It is interesting to consider what a preliminary hypothesis should be when comparing confidence in congruent multisensory perception with confidence in integrated multisensory perception. Over the last 40 years, a tremendous amount of research has emphasized benefits in multisensory integration. One primary benefit comes in reducing and resolving perceptual ambiguity [29], as many studies attest to the finding that when stimuli are integrated from discrepant sources, the resulting representation is more precise than the pre-existing unisensory representations [30–32]. Further, past research has provided evidence of ‘superadditivity’ in brain responses to integrated multisensory stimuli, showing that neural responses to multisensory stimuli that are somewhat coincident in either space or time are often larger than the sum of unimodal responses, especially for weak stimuli [33–36]. But superadditivity may not be a hallmark of all multisensory interactions [37], and while it remains possible that the process of integrating stimuli could contribute a unique signal that leads to stronger metacognition for integrated stimuli over congruent stimuli, this seems unlikely. Perhaps confidence judgements for integrated and congruent multisensory stimuli are similar? If it is difficult for observers to tell integrated and congruent multisensory signals apart, this seems possible. However, research demonstrates that enhanced brain responses can occur for congruent multisensory information [38], which could lead to higher confidence compared with integrated signals. Importantly, many forms of integrated multisensory stimulation move estimates away from the true source of information. For example, the spatial ventriloquist illusion [24,25], where estimates of auditory stimuli are biased by simultaneous visual stimulation, is an example of how multisensory integration makes perception (in an absolute sense) less veridical than if separate representations were maintained for each sensory modality alone. Thus, while multisensory integration has its benefits, it would seem more optimal for observers to be more confident in congruent multisensory information compared with integrated multisensory information. However, to date, little data exist that speak to the behavioural profile of multisensory confidence judgements [39–41].

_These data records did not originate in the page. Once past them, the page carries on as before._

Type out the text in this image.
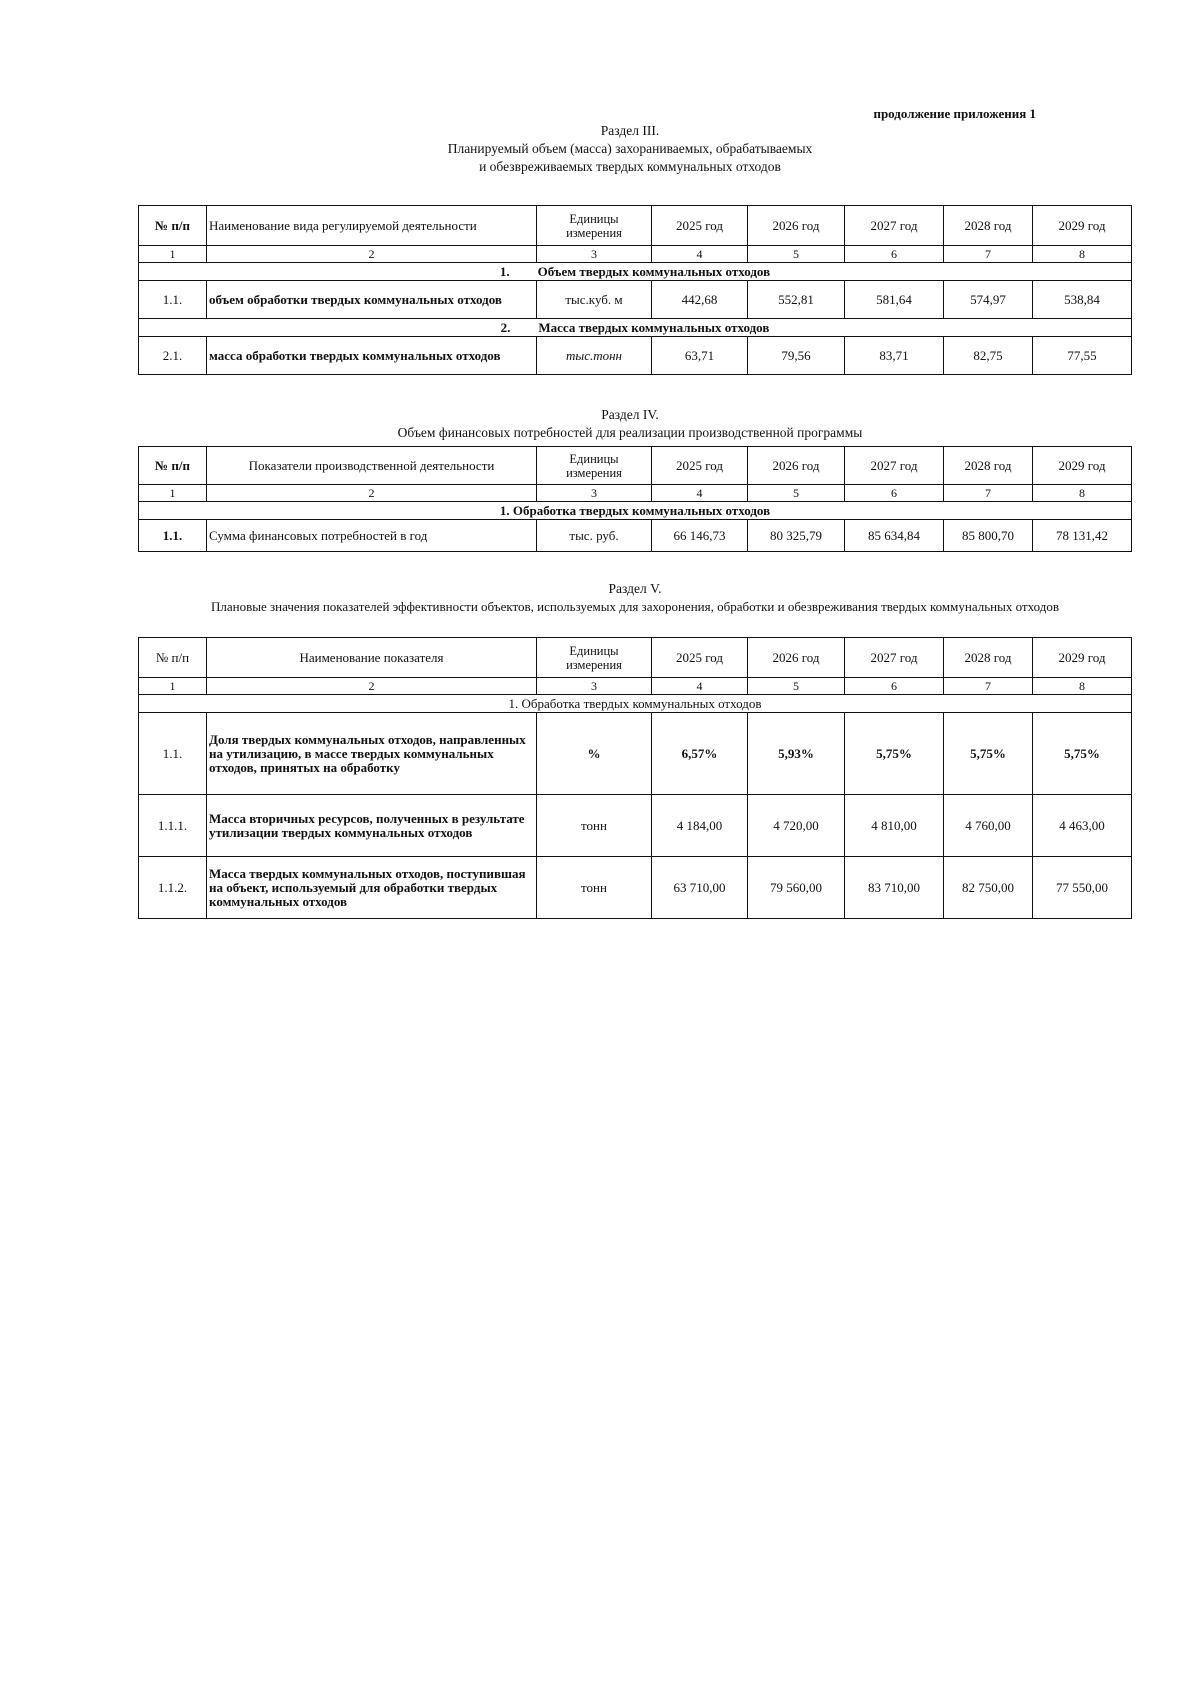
продолжение приложения 1
Раздел III.
Планируемый объем (масса) захораниваемых, обрабатываемых
и обезвреживаемых твердых коммунальных отходов
№ п/п	Наименование вида регулируемой деятельности	Единицы измерения	2025 год	2026 год	2027 год	2028 год	2029 год
1	2	3	4	5	6	7	8
1. Объем твердых коммунальных отходов							
1.1.	объем обработки твердых коммунальных отходов	тыс.куб. м	442,68	552,81	581,64	574,97	538,84
2. Масса твердых коммунальных отходов							
2.1.	масса обработки твердых коммунальных отходов	тыс.тонн	63,71	79,56	83,71	82,75	77,55
Раздел IV.
Объем финансовых потребностей для реализации производственной программы
№ п/п	Показатели производственной деятельности	Единицы измерения	2025 год	2026 год	2027 год	2028 год	2029 год
1	2	3	4	5	6	7	8
1. Обработка твердых коммунальных отходов							
1.1.	Сумма финансовых потребностей в год	тыс. руб.	66 146,73	80 325,79	85 634,84	85 800,70	78 131,42
Раздел V.
Плановые значения показателей эффективности объектов, используемых для захоронения, обработки и обезвреживания твердых коммунальных отходов
№ п/п	Наименование показателя	Единицы измерения	2025 год	2026 год	2027 год	2028 год	2029 год
1	2	3	4	5	6	7	8
1. Обработка твердых коммунальных отходов							
1.1.	Доля твердых коммунальных отходов, направленных на утилизацию, в массе твердых коммунальных отходов, принятых на обработку	%	6,57%	5,93%	5,75%	5,75%	5,75%
1.1.1.	Масса вторичных ресурсов, полученных в результате утилизации твердых коммунальных отходов	тонн	4 184,00	4 720,00	4 810,00	4 760,00	4 463,00
1.1.2.	Масса твердых коммунальных отходов, поступившая на объект, используемый для обработки твердых коммунальных отходов	тонн	63 710,00	79 560,00	83 710,00	82 750,00	77 550,00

In this investigation, we explore whether confidence differs for congruent and integrated multisensory stimulation, and if so, whether it also differs when reports are matched across congruent and integrated trials [18]. We do so by exploiting a well-known example of multisensory integration: the sound-induced flash illusion [42,43]. In the ‘fission’ version of this illusion, if observers are presented with two brief beeps and one visual flash, they often report seeing two visual flashes. In the ‘fusion’ version of this illusion, if observers are presented with one beep and two visual flashes, they sometimes report seeing one visual flash [44,45]. Interestingly, participants' reports of the number of visual flashes in these illusory cases may be equivalent to reports in conditions with congruent audiovisual stimulation, where the number of flashes and beeps is the same. These conditions of distinct-stimulation-but-identical-report in the sound-induced flash illusion allow us to compare whether metacognitive confidence in judgements about the numbers of flashes is different between congruent and integrated stimulation, and to evaluate if confidence is different when the percept (i.e. the number of flashes) is matched across conditions.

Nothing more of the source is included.